Le persone sono più baciabili quando non sono truccate: Le labbra di Marilyn non erano baciabili, ma erano molto fotografabili.


E in questo, io credo, risieda anche il segreto dell'innamorarsi dell'opera d'arte oggi, in tempi in cui l'oggetto non è solo godibile dagli occhi ma deve essere fotografato, postato, immolato e iconizzato una seconda volta, nella vita virtuale, per dimostrare, a fatti, più che a parole che è entrato in me, e ora tutti potranno ammirarlo in relazione a me e al mio profilo. Lo possediamo infine, in una maniera veloce, come un rapporto sessuale a cui non concediamo il tempo della durata, una scadenza preventiva e senza conseguenze. 

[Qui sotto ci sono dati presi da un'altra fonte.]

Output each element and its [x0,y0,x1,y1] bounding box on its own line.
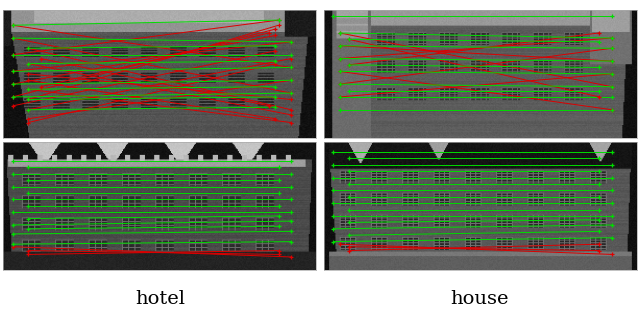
Text: hotel: hotel [135,291,185,308]
Text: house: house [451,291,509,308]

E invece "L'arte dissente" come scrive in un magnifico saggio dedicato all'arte e alla critica Jeanette Winterson, nei suoi scritti sull'estasi e la sfrontatezza la scrittrice inglese riflette sul ruolo dei fruitori del messaggio artistico, pubblicando dieci saggi brillanti e provocatori editi da Mondadori nel 2006, dieci anni fa. E mi ruba i pensieri, esprimendoli meglio di come ho saputo fare io finora, con questa frase:


Nel mondo occidentale abbiamo escogitato due modi per evitare incontri dolorosi con l'arte: la banalizziamo oppure familiarizziamo con essa. La nostra ossessione per il passato ha il doppio vantaggio di far apparire grezze e rozze le nuove opere, se accostate alla patina confortevole della tradizione, e di respingere la connessione vitale che la tradizione ha con quello che sta accadendo ora. Creando isole di alterità fuori dalla catena ininterrotta della creatività umana, riusciamo a istituire paragoni falsi, aspettative false, lamentandoci nel contempo che la musica, la poesia, la pittura, la prosa, la performace art di oggi, non riescano a reggere il confronto con l'arte di ieri, ed è questa la ragione per cui non ci toccano. Ma la realtà è che nulla più ci tocca: né il passato che ci ostiniamo a inventare, né il presente che ci ostiniamo a negare. Se ami un Cézanne, puoi amare un Hockney, un Boyd, un Rao. Se lo ami davvero, non solo a parole.
L'arte è quindi amore, per ciò che si fa e per ciò di cui si gode. Ricordiamocelo, senza banalità, sia quando parliamo di amore sia quando ci accostiamo a un processo creativo contemporaneo.